Abdul Ghany was a photojournalist for the Anadan Media Center, a pro-opposition press office documenting on the impact of the Syrian war on the northern Aleppo town of Anadan, and Turkey’s official Anadolu Agency.

An Anadan employee told the Committee to Protect Journalists that the majority of Abdul Ghany’s work was with the media center, which commemorated his death on its Facebook page. He worked from their office most days of the week, and been working for them for since 2014, his colleague Ramy said, requesting that CPJ refer to him only by his given name for fear of retribution.

Turkey’s Anadolu Agency did not respond to CPJ’s request for comment on Abdul Ghany’s employment status, but Ramy told CPJ Abdul Ghany sold them images on a freelance basis.

Ramy told CPJ that on June 9 Abdul Ghany was reporting for the media center on clashes between the regime and rebel forces in the town of Mallah, roughly 20 kilometers from Anadan. The media center normally reports on the immediate vicinity of Anadan, and Ramy was unable to explain why Abdul Ghany was on the frontline and whether he was embedded with a rebel group. A video uploaded to YouTube purports to show the moments immediately after Abdul Ghany was wounded.

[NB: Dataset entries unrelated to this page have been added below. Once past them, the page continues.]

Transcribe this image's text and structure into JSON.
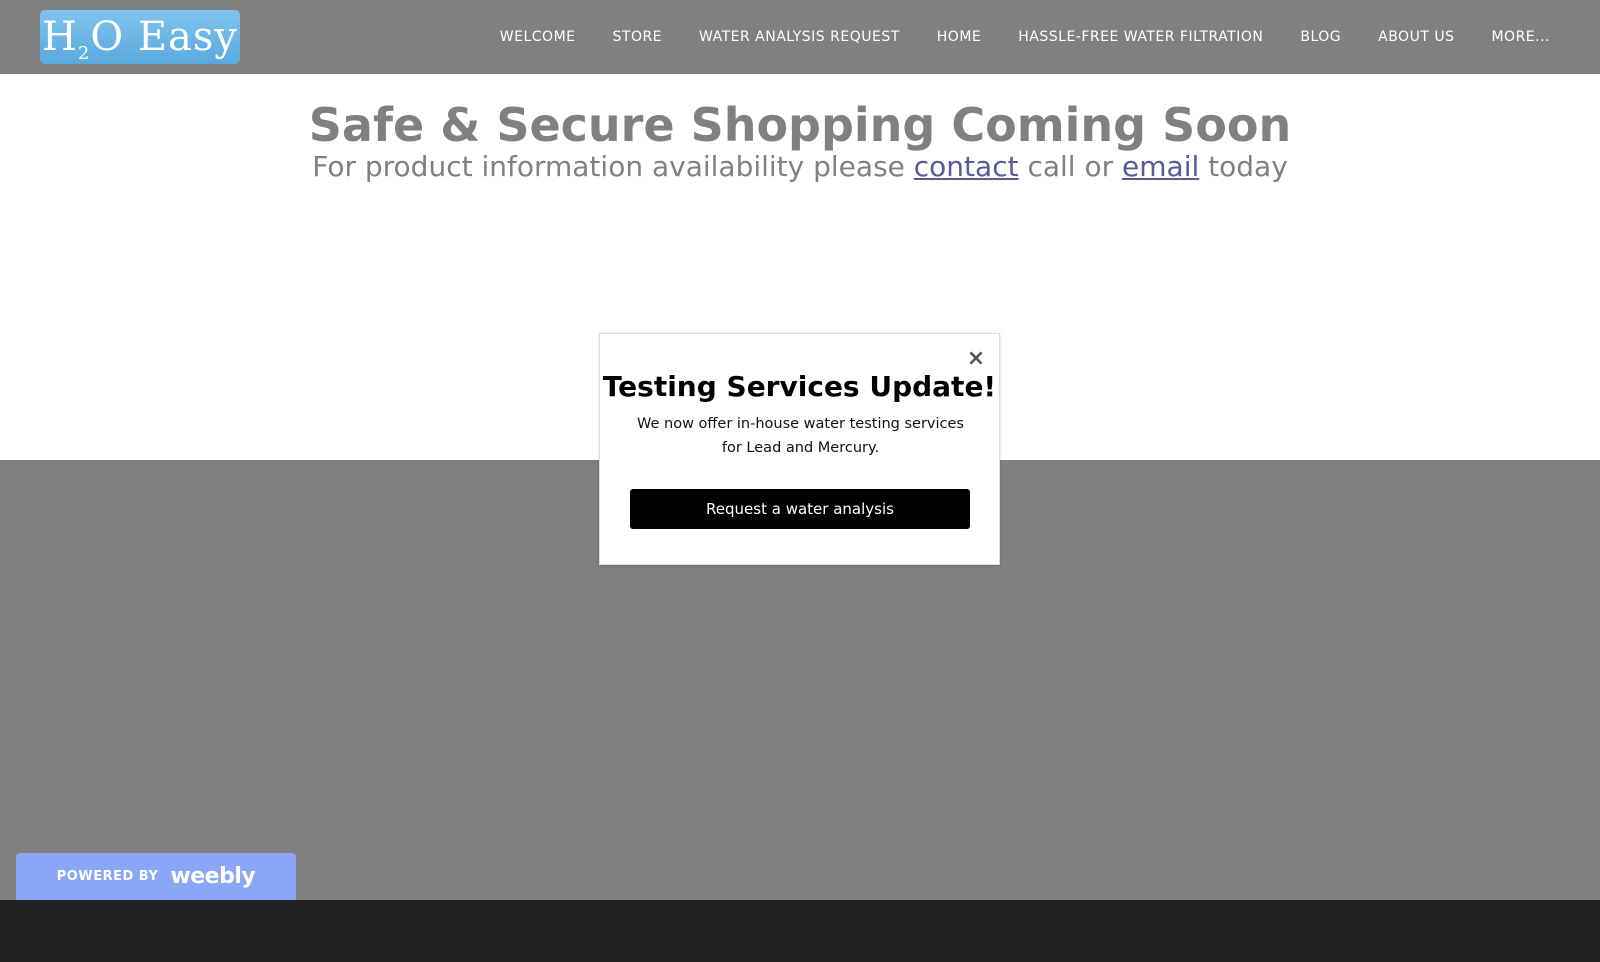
{
  "header": {
    "logo_text": "H",
    "logo_sub": "2",
    "logo_rest": "O Easy",
    "nav": [
      {
        "label": "WELCOME"
      },
      {
        "label": "STORE"
      },
      {
        "label": "WATER ANALYSIS REQUEST"
      },
      {
        "label": "HOME"
      },
      {
        "label": "HASSLE-FREE WATER FILTRATION"
      },
      {
        "label": "BLOG"
      },
      {
        "label": "ABOUT US"
      },
      {
        "label": "MORE..."
      }
    ]
  },
  "main": {
    "title": "Safe & Secure Shopping Coming Soon",
    "sub_before": "For product information availability please ",
    "contact_link": "contact",
    "sub_middle": " call or ",
    "email_link": "email",
    "sub_after": " today"
  },
  "modal": {
    "close_symbol": "×",
    "title": "Testing Services Update!",
    "text": "We now offer in-house water testing services for Lead and Mercury.",
    "button_label": "Request a water analysis"
  },
  "footer": {
    "powered_by": "POWERED BY",
    "brand": "weebly"
  },
  "colors": {
    "header_bg": "#808080",
    "gray_band": "#808080",
    "footer_bg": "#222222",
    "link": "#5a5a96",
    "badge_bg": "#89a6f7",
    "logo_bg": "#6cb6e8"
  }
}
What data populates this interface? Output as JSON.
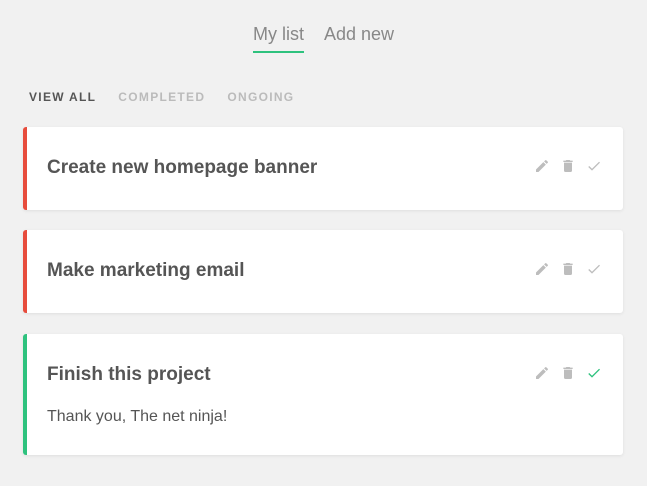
{
  "nav": {
    "links": [
      "My list",
      "Add new"
    ]
  },
  "filters": [
    "VIEW ALL",
    "COMPLETED",
    "ONGOING"
  ],
  "projects": [
    {
      "title": "Create new homepage banner",
      "details": "",
      "complete": false
    },
    {
      "title": "Make marketing email",
      "details": "",
      "complete": false
    },
    {
      "title": "Finish this project",
      "details": "Thank you, The net ninja!",
      "complete": true
    }
  ],
  "colors": {
    "accent": "#2ec27e",
    "ongoing": "#e74c3c",
    "icon": "#bdbdbd"
  },
  "icons": [
    "edit-icon",
    "delete-icon",
    "check-icon"
  ]
}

According to Ramy, Abdul Ghany also worked as a press officer for the Sham Legion, a coalition of Islamist rebel brigades primarily operating in north Syria. Two weeks before he was injured, Abdul Ghany uploaded an image of himself wearing camouflage trousers, standing next to a man carrying a machine gun. Another photograph published to Instagram in 2015 depicts Abdul Ghany aiming a rifle, with the word “revolution” superimposed on the image. Ramy told CPJ that Abdul Ghany may have been “practicing” using a gun, but that he was never a fighter with the Sham Legion.

A spokesperson for Sham Legion told CPJ that he did not have a record of Abdul Ghany’s having worked for the coalition, but that he could not completely rule it out.